HDU 3415 Max Sum of Max-K-sub-sequence（单调队列）

Max Sum of Max-K-sub-sequence

Time Limit: 2000/1000 MS (Java/Others)    Memory Limit: 32768/32768 K (Java/Others)
Total Submission(s): 8462    Accepted Submission(s): 3111

Problem Description

Given a circle sequence A[1],A[2],A[3]......A[n]. Circle sequence means the left neighbour of A[1] is A[n] , and the right neighbour of A[n] is A[1].
Now your job is to calculate the max sum of a Max-K-sub-sequence.
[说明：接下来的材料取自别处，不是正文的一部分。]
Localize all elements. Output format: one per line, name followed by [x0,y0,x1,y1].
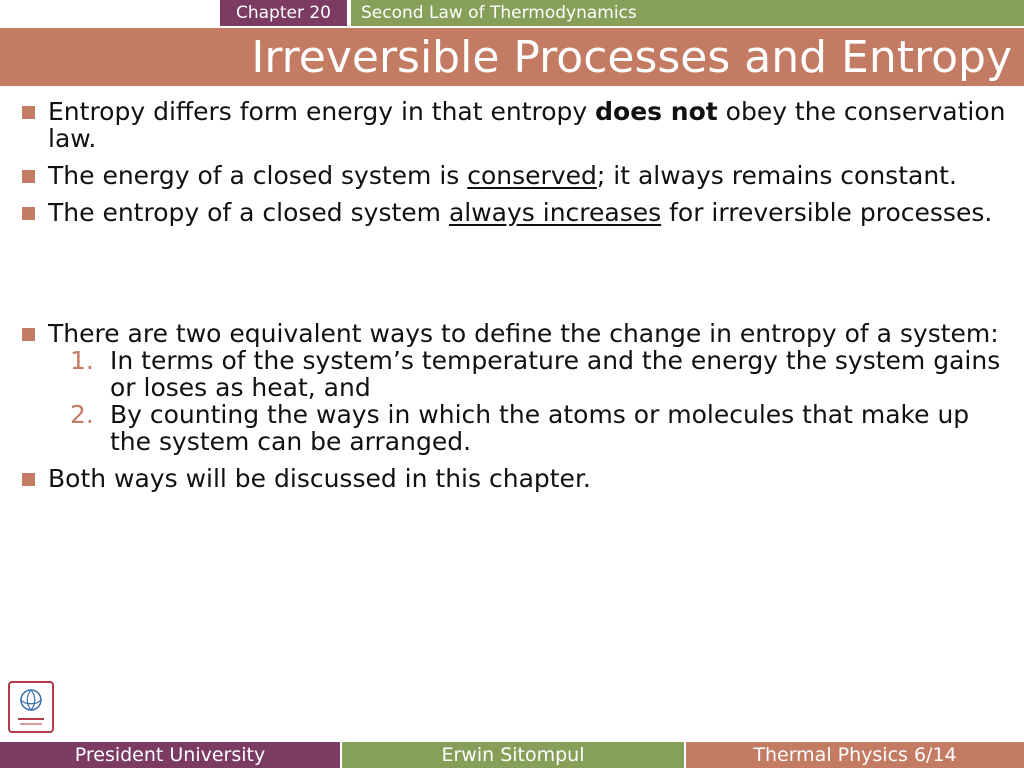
chapter-label: Chapter 20 [220,0,347,26]
top-bar [0,0,1024,26]
footer-course-page: Thermal Physics 6/14 [686,742,1024,768]
item-number: 2. [70,400,94,429]
bullet-text: Both ways will be discussed in this chapter. [48,464,591,493]
bullet-square-icon [22,207,35,220]
slide-title: Irreversible Processes and Entropy [251,32,1012,83]
bullet-text: Entropy differs form energy in that entropy [48,97,596,126]
slide-content [22,98,1012,502]
bullet-entropy-increases [22,199,1012,226]
bullet-square-icon [22,106,35,119]
bullet-two-ways [22,320,1012,455]
bullet-text: There are two equivalent ways to define the change in entropy of a system: [48,319,999,348]
bullet-square-icon [22,170,35,183]
bullet-both-ways [22,465,1012,492]
university-logo-icon [8,681,54,733]
underlined-text: conserved [467,161,597,190]
item-text: In terms of the system’s temperature and the energy the system gains or loses as heat, and [110,346,1001,402]
item-number: 1. [70,346,94,375]
bold-text: does not [595,97,718,126]
logo-emblem [10,683,52,731]
topic-label: Second Law of Thermodynamics [351,0,1024,26]
bullet-square-icon [22,328,35,341]
bullet-text: The entropy of a closed system [48,198,449,227]
footer-author: Erwin Sitompul [342,742,684,768]
bullet-entropy-conservation [22,98,1012,152]
bullet-text: obey the conservation law. [48,97,1006,153]
item-text: By counting the ways in which the atoms or molecules that make up the system can be arranged. [110,400,970,456]
underlined-text: always increases [448,198,662,227]
bullet-energy-conserved [22,162,1012,189]
spacer [22,236,1012,320]
numbered-item-2 [22,401,1012,455]
bullet-text: for irreversible processes. [661,198,993,227]
bullet-text: The energy of a closed system is [48,161,468,190]
footer-university: President University [0,742,340,768]
bullet-text: ; it always remains constant. [596,161,957,190]
footer-bar [0,742,1024,768]
bullet-square-icon [22,473,35,486]
numbered-item-1 [22,347,1012,401]
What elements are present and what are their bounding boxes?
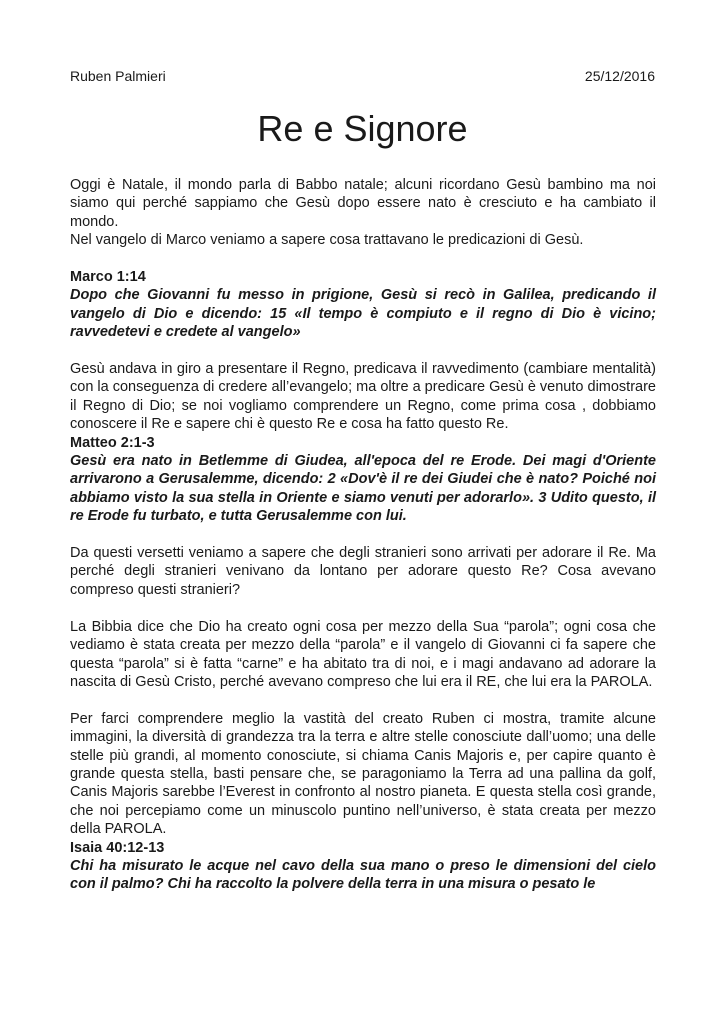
intro-paragraph-2: Nel vangelo di Marco veniamo a sapere cosa trattavano le predicazioni di Gesù. [70,232,584,249]
scripture-reference-marco: Marco 1:14 [70,269,146,286]
spacer [70,250,656,268]
document-date: 25/12/2016 [584,68,655,84]
document-body [70,176,656,894]
scripture-quote-marco: Dopo che Giovanni fu messo in prigione, Gesù si recò in Galilea, predicando il vangelo di Dio e dicendo: 15 «Il tempo è compiuto e il regno di Dio è vicino; ravvedetevi e credete al vangelo» [70,287,656,341]
spacer [70,342,656,360]
author-name: Ruben Palmieri [70,68,166,84]
scripture-quote-isaia: Chi ha misurato le acque nel cavo della sua mano o preso le dimensioni del cielo con il palmo? Chi ha raccolto la polvere della terra in una misura o pesato le [70,857,656,893]
page-title: Re e Signore [257,108,468,149]
spacer [70,526,656,544]
paragraph-creato: Per farci comprendere meglio la vastità del creato Ruben ci mostra, tramite alcune immagini, la diversità di grandezza tra la terra e altre stelle conosciute dall’uomo; una delle stelle più grandi, al momento conosciute, si chiama Canis Majoris e, per capire quanto è grande questa stella, basti pensare che, se paragoniamo la Terra ad una pallina da golf, Canis Majoris sarebbe l’Everest in confronto al nostro pianeta. E questa stella così grande, che noi percepiamo come un minuscolo puntino nell’universo, è stata creata per mezzo della PAROLA. [70,710,656,838]
scripture-reference-matteo: Matteo 2:1-3 [70,434,155,451]
scripture-reference-isaia: Isaia 40:12-13 [70,839,165,856]
intro-paragraph: Oggi è Natale, il mondo parla di Babbo natale; alcuni ricordano Gesù bambino ma noi siamo qui perché sappiamo che Gesù dopo essere nato è cresciuto e ha cambiato il mondo. [70,177,656,230]
scripture-quote-matteo: Gesù era nato in Betlemme di Giudea, all'epoca del re Erode. Dei magi d'Oriente arrivarono a Gerusalemme, dicendo: 2 «Dov'è il re dei Giudei che è nato? Poiché noi abbiamo visto la sua stella in Oriente e siamo venuti per adorarlo». 3 Udito questo, il re Erode fu turbato, e tutta Gerusalemme con lui. [70,453,656,525]
spacer [70,691,656,709]
spacer [70,599,656,617]
header [70,68,655,84]
paragraph-regno: Gesù andava in giro a presentare il Regno, predicava il ravvedimento (cambiare mentalità) con la conseguenza di credere all’evangelo; ma oltre a predicare Gesù è venuto dimostrare il Regno di Dio; se noi vogliamo comprendere un Regno, come prima cosa , dobbiamo conoscere il Re e sapere chi è questo Re e cosa ha fatto questo Re. [70,361,656,433]
paragraph-parola: La Bibbia dice che Dio ha creato ogni cosa per mezzo della Sua “parola”; ogni cosa che vediamo è stata creata per mezzo della “parola” e il vangelo di Giovanni ci fa sapere che questa “parola” si è fatta “carne” e ha abitato tra di noi, e i magi andavano ad adorare la nascita di Gesù Cristo, perché avevano compreso che lui era il RE, che lui era la PAROLA. [70,618,656,690]
paragraph-stranieri: Da questi versetti veniamo a sapere che degli stranieri sono arrivati per adorare il Re. Ma perché degli stranieri venivano da lontano per adorare questo Re? Cosa avevano compreso questi stranieri? [70,545,656,598]
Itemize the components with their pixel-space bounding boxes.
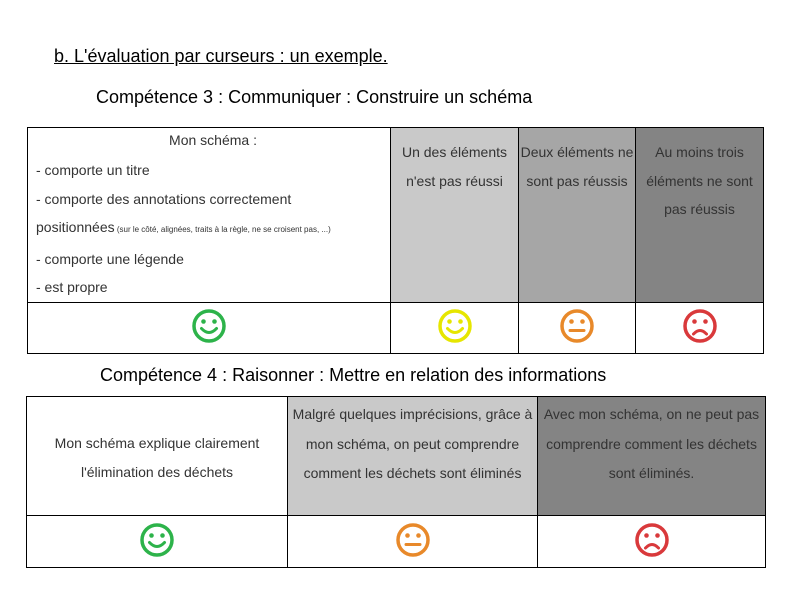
criteria-item: - comporte un titre xyxy=(36,162,150,178)
criteria-item: positionnées xyxy=(36,219,115,235)
criteria-note: (sur le côté, alignées, traits à la règle, ne se croisent pas, ...) xyxy=(114,225,331,234)
competence-3-title xyxy=(96,87,532,108)
smiley-happy-icon xyxy=(139,522,175,561)
face-cell xyxy=(519,302,636,353)
face-cell xyxy=(538,516,766,568)
competence-4-label: Compétence 4 : xyxy=(100,365,233,385)
page-heading: b. L'évaluation par curseurs : un exemple. xyxy=(54,46,388,66)
competence-4-name: Raisonner : Mettre en relation des informations xyxy=(232,365,607,385)
smiley-neutral-icon xyxy=(559,308,595,347)
face-cell xyxy=(27,516,288,568)
competence-4-title xyxy=(100,365,606,386)
criteria-item: - comporte une légende xyxy=(36,250,184,267)
criteria-title: Mon schéma : xyxy=(169,132,257,148)
face-cell xyxy=(391,302,519,353)
criteria-cell: Mon schéma explique clairement l'élimination des déchets xyxy=(27,397,288,516)
criteria-item: - est propre xyxy=(36,279,108,295)
level-2-cell: Deux éléments ne sont pas réussis xyxy=(519,128,636,303)
face-cell xyxy=(288,516,538,568)
level-1-cell: Malgré quelques imprécisions, grâce à mon schéma, on peut comprendre comment les déchets sont éliminés xyxy=(288,397,538,516)
criteria-item-with-note xyxy=(36,213,390,245)
smiley-neutral-icon xyxy=(395,522,431,561)
face-cell xyxy=(28,302,391,353)
level-1-cell: Un des éléments n'est pas réussi xyxy=(391,128,519,303)
criteria-cell xyxy=(28,128,391,303)
smiley-happy-icon xyxy=(437,308,473,347)
rubric-table-competence-3 xyxy=(27,127,764,354)
smiley-sad-icon xyxy=(634,522,670,561)
smiley-sad-icon xyxy=(682,308,718,347)
level-2-cell: Avec mon schéma, on ne peut pas comprendre comment les déchets sont éliminés. xyxy=(538,397,766,516)
criteria-item: - comporte des annotations correctement xyxy=(36,190,292,207)
level-3-cell: Au moins trois éléments ne sont pas réussis xyxy=(636,128,764,303)
face-cell xyxy=(636,302,764,353)
competence-3-name: Communiquer : Construire un schéma xyxy=(228,87,533,107)
smiley-happy-icon xyxy=(191,308,227,347)
rubric-table-competence-4 xyxy=(26,396,766,568)
competence-3-label: Compétence 3 : xyxy=(96,87,229,107)
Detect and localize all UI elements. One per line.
Max-K-sub-sequence means a continuous non-empty sub-sequence which length not exceed K.

 

 

Input

The first line of the input contains an integer T(1<=T<=100) which means the number of test cases. 
Then T lines follow, each line starts with two integers N , K(1<=N<=100000 , 1<=K<=N), then N integers followed(all the integers are between -1000 and 1000).

 

 

Output

For each test case, you should output a line contains three integers, the Max Sum in the sequence, the start position of the sub-sequence, the end position of the sub-sequence. If there are more than one result, output the minimum start position, if still more than one , output the minimum length of them.

 

 

Sample Input

4

6 3

6 -1 2 -6 5 -5

6 4

6 -1 2 -6 5 -5

6 3

-1 2 -6 5 -5 6

6 6

-1 -1 -1 -1 -1 -1

 

 

Sample Output

7 1 3

7 1 3

7 6 2

-1 1 1

 

题目链接：HDU 3415

把原数组复制一接到末尾，完成了从环到链的转换，然后用差分的思想，用$presum[r]-presum[l-1]$表示区间的和，那只要对于每一个$presum[r]$，找到在他前面的连续k个$presum[j]$中的最小值即可，其中用单调队列可以优化到O(N)的复杂度

代码：

#include <stdio.h>
#include <iostream>
#include <algorithm>
#include <cstdlib>
#include <cstring>
#include <bitset>
#include <string>
#include <stack>
#include <cmath>
#include <queue>
#include <set>
#include <map>
using namespace std;
#define INF 0x3f3f3f3f
#define LC(x) (x<<1)
#define RC(x) ((x<<1)+1)
#define MID(x,y) ((x+y)>>1)
#define fin(name) freopen(name,"r",stdin)
#define fout(name) freopen(name,"w",stdout)
#define CLR(arr,val) memset(arr,val,sizeof(arr))
#define FAST_IO ios::sync_with_stdio(false);cin.tie(0);
typedef pair<int, int> pii;
typedef long long LL;
const double PI = acos(-1.0);
const int N = 200010;
int arr[N], pre[N];

int main(void)
{
    int T, n, k, i;
    scanf("%d", &T);
    while (T--)
    {
        scanf("%d%d", &n, &k);
        for (i = 1; i <= n; ++i)
        {
            scanf("%d", &arr[i]);
            arr[n + i] = arr[i];
        }
        int nn = n << 1;
        for (i = 1; i <= nn; ++i)
            pre[i] = pre[i - 1] + arr[i];
        deque<int>q;
        int ans = -1e9 - 7, l = 1, r = 1;
        for (i = 1; i <= n + k - 1; ++i)
        {
            while (!q.empty() && pre[q.back()] > pre[i - 1])
                q.pop_back();
            q.push_back(i - 1);
            while (!q.empty() && i - q.front() > k)
                q.pop_front();
            int v = pre[i] - pre[q.front()];
            if (v > ans)
            {
                ans = v;
                l = q.front() + 1;
                r = i;
            }
            else if (v == ans && q.front() + 1 < l)
            {
                l = q.front() + 1;
                r = i;
            }
            else if (v == ans && q.front() + 1 == l && i - q.front() < r - l + 1)
                r = i;
        }
        l %= n;
        r %= n;
        if (!l)
            l = n;
        if (!r)
            r = n;
        printf("%d %d %d\n", ans, l, r);
    }
    return 0;
}